Over the summer break I read. Among some excellent books was one by Nicholas Carr, The Shallows - What the Internet Is Doing to Our Brains. We used to worry that television would give us square-eyes, but consider what the Internet is actually doing to us now?
Another book, almost complementary to The Shallows, in my opinion, is The Brain That Changes Itself by Norman Doidge. His thoughts examine the comparatively fast evolution of the human mind compared to its physical development. The basic premise drawn from both books is that we are evolving our thoughts to be broader but less deep.
I am not going to dwell on these any more, other than to suggest you read them. They are enjoyable and challenging.

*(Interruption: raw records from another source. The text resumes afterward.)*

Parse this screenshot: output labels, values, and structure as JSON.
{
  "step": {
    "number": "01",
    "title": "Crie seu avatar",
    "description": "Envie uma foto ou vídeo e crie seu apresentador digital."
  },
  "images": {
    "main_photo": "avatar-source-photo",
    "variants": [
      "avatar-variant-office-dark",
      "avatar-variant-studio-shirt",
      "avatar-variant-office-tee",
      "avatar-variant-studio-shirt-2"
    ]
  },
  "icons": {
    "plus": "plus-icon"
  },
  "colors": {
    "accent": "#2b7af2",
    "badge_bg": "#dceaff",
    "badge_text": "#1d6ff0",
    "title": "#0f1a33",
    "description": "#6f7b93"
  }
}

A third book I am digesting is The Black Swan by Nassim Nicholas Taleb. Black swans are used as an example and metaphor for unpredicted and unpredictable events, one prime example being the terrorist attack of September 11, 2001. This is another book that should be on your reading list.
A unifying thread between our line of work and these three books would consider both evolution and revolution (in its unexpected sense). Within the IT security space, perhaps 2012 is the year? So, what could these catastrophic “black swan” events be? (Unfortunately, yes, they are generally catastrophes.) Here are some of my top-of-mind musings inspired by the books mentioned:
Could one “black swan” outcome be the evolution of our minds in the direction of The Shallows? Will our species evolve into the 1895 Morlocks and Eloi of HG Well’s classic The Time Machine? And with that in mind, that will be the balance between the evolution of IT and our own evolution?
In 2012, will we reach the technological Holy Grail (or perhaps un-holy as a new god will be created) of the singularity, where finally there will be greater intelligence in the Internet than us flesh and blood thinkers.
What about a really big disruptor? A massive solar flare – these disrupt our ionosphere and in turn disrupt our radio communications. I have no basis to suggest that this could bring down the Internet, but predicting black swans, by their very nature, is not easy. One of the more recent solar flares was in 1989. This event (the solar flare) caused disruptions to electric grids and computer systems, so given the enormous advancements and growth in dependence on wireless communications, I wonder what disruption may might now be caused.
A smaller black swan event (a black cygnet) could be the complete loss of your data through a failure of your Cloud solution. The whole Kim Dotcom /Megaupload issue has brought home the importance of your own back-ups. The law is still evolving in this area and privacy legislation is, in my opinion, inevitable.
Finally, (but of course with black swans events there is never a ‘finally’) the rise of both cyber-crime and cyber-warfare may produce a real world catastrophe. The Sophos 2012 Security Threat Report (another informative read) is instructive here.
Happy reading, and stay safe and secure in 2012.